The Institutional Review Board (IRB) or equivalent ethics committee of the Kuopio University Hospital (200/2017) approved the study protocol and publication of data. Based on the IRB guidelines, the study met the criteria for exempting individual participant consent due to its retrospective database review.

Computed tomography angiography (CTA) imaging of the patients with ATAAD was performed before emergency surgery, and there was no need for repeated imaging related to this study. The groups of aortic dilatation and healthy controls were identified from prior studies of aortic dilatation (DilAo-Trial).⁸

Study population

The patients’ risk factors for cardiovascular diseases (CVDs) and baseline characteristics were collected from their medical records. Of interest were the patients’ age, sex, weight, height, body surface area, hypertension, dyslipidemia, smoking, family history of CVD, diabetes, and aortic valve anomalies. Hypertension and dyslipidemia were defined if a patient was taking medication prescribed for hypertension or dyslipidemia. Smoking was defined if a patient was mentioned to be a current smoker or had quit smoking < 30 years ago. Family history was considered positive if the patient’s documents indicated a CVD in a first-degree relative.

Dissection population

The present study included a cohort of 102 patients who were admitted to surgery due to ATAAD in Kuopio University Hospital, Heart Center between 2009 and 2022. Pre-operative CTA imaging studies were utilized to measure the length and maximal diameter of AA. All patients admitted to the hospital for ATAAD during the above-mentioned time period were included in the study. Patients with missing weight and height information or insufficient CTA imaging data were excluded.

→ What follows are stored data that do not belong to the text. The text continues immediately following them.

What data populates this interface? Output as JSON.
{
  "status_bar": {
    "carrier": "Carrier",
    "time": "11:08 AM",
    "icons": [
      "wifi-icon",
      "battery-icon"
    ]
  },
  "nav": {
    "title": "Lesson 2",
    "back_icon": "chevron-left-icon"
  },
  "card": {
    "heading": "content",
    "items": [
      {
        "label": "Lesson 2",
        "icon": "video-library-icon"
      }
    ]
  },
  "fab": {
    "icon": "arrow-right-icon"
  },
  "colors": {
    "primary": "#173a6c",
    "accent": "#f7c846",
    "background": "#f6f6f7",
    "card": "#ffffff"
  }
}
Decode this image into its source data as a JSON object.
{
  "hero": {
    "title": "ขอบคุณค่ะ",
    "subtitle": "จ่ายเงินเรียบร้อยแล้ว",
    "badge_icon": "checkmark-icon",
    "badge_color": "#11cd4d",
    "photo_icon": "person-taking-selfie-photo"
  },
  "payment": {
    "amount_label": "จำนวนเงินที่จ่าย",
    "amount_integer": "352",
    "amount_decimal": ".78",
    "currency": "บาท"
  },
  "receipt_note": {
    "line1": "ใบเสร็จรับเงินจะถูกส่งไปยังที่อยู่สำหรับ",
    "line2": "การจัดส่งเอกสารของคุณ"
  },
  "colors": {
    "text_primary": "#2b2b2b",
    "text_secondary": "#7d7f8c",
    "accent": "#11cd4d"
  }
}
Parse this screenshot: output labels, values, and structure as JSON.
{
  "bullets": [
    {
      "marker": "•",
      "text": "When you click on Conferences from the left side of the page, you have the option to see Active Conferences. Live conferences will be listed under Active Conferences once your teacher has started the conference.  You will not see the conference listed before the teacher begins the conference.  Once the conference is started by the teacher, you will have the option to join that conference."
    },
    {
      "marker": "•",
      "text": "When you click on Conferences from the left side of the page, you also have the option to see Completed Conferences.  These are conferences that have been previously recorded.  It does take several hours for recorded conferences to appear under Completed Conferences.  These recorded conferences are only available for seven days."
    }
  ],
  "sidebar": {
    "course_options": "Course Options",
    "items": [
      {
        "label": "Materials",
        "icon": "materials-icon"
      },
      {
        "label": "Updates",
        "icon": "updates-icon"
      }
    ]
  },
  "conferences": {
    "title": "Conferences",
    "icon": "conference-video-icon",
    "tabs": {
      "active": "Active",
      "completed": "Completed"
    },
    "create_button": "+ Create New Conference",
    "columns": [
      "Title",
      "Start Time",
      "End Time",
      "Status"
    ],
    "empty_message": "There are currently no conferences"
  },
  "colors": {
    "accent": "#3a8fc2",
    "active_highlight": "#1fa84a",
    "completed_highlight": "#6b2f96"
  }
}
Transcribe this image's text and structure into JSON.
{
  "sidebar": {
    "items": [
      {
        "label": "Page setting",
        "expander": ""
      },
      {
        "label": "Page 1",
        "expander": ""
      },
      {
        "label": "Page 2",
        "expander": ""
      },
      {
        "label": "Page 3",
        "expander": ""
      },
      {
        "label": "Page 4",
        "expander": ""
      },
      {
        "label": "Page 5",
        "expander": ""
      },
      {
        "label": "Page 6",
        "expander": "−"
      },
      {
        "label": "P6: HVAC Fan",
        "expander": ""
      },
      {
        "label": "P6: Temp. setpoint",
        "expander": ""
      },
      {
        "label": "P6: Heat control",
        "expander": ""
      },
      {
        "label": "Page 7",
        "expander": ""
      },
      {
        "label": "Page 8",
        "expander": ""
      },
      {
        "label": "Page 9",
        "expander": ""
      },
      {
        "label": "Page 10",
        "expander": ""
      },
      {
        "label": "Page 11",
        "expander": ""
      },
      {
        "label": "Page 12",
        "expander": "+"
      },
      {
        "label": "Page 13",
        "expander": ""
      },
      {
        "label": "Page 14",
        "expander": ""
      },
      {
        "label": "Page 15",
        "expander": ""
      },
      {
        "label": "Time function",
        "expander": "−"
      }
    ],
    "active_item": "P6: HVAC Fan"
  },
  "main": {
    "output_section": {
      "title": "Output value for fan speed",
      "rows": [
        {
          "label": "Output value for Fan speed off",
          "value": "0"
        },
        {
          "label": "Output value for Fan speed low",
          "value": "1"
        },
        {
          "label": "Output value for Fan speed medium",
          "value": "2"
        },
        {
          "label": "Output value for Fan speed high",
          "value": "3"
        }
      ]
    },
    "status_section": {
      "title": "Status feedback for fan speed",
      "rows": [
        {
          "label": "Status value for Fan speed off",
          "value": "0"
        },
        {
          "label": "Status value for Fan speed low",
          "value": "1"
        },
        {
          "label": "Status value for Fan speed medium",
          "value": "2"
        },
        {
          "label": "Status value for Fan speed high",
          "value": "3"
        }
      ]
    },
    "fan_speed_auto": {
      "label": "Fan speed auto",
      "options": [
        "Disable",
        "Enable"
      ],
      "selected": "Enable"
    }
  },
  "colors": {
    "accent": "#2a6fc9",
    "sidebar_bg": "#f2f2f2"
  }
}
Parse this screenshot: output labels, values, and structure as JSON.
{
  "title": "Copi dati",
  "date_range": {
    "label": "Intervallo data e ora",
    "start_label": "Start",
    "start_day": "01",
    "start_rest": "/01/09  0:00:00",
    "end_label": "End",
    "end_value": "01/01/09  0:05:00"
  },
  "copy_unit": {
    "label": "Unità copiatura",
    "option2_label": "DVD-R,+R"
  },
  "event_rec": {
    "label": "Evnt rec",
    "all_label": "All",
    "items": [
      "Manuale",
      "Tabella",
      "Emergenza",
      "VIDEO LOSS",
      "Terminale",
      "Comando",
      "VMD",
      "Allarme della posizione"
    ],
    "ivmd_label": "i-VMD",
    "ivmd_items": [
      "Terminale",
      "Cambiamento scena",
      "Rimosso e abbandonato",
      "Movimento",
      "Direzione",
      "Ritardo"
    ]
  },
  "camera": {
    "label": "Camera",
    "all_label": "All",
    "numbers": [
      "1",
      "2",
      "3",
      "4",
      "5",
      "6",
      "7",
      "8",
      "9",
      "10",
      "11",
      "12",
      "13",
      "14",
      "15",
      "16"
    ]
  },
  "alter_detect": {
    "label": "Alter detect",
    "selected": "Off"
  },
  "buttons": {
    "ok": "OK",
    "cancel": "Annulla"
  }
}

AA dilatation population and healthy controls

Altogether, 134 patients with AA dilatation and 191 healthy controls (no aortic diseases such as dilatation or prior dissection) who had been imaged with aortic CTA in Kuopio University Hospital between 2014 and 2020 were included. AA was determined as dilated if its maximal diameter exceeded 40 mm at any level.⁴ Imaging of the aorta was performed according to routine clinical indications, such as pre-operatively before aortic valve replacement or other heart surgeries in suspicion of aortic dissection or in newly diagnosed (<1 month) aortic aneurysm or dilatation. The detailed exclusion criteria were described in a prior publication.⁸

CTA

In the imaging process, electrocardiogram gating and iodinated contrast agent (Omnipaque, GE Healthcare, Chicago, IL, USA) were utilized. CTA images were recorded during peak systole, and the tube voltage (80–120 kV) was set semi-automatically following the patient’s size. The images were scanned from the base of the skull to the level of the groin, with the patient lying in a supine position.

Data collection and assessment of CTA images

Measurement of the AA diameters and length

Observer 1 (T.K.) retrospectively performed the data acquisition of 102 dissection patients’ aortic diameters from the CTA images with the IDS7 (version 17.3.6; Sectra Imtec, Linköping, Sweden) diagnostic workstation. The diameters of the AA dilatation group and healthy controls were measured previously by Observer 3 (P.K.). In each group, the diameters of AA were measured according to the international recommendations^4,9 by adjusting the measurement points at the outer vascular walls perpendicular to the center of the AA. The AA diameter was measured in two planes: in the sinus of Valsalva and in the middle AA. In the sinus of Valsalva, measurement was made in three different directions from sinus to sinus using multiplanar reconstruction (Fig. 1A). In the middle AA, two measures were taken perpendicular to each other in the direction of flow using multiplanar reconstruction (Fig. 1B). In both planes, only the largest diameter was registered.

Fig. 1.

The diameters of the AA were measured from the sinus Valsalva (A) and middle-AA (B) planes. The starting points were placed on the outer vascular wall according to the ESC guidelines.⁴ Three measurements were made in the sinus Valsalva and two in the middle AA, and the largest diameter was recorded. The AA length was defined in centerline as the distance between the aortic annulus and the origin of the brachiocephalic trunk (C).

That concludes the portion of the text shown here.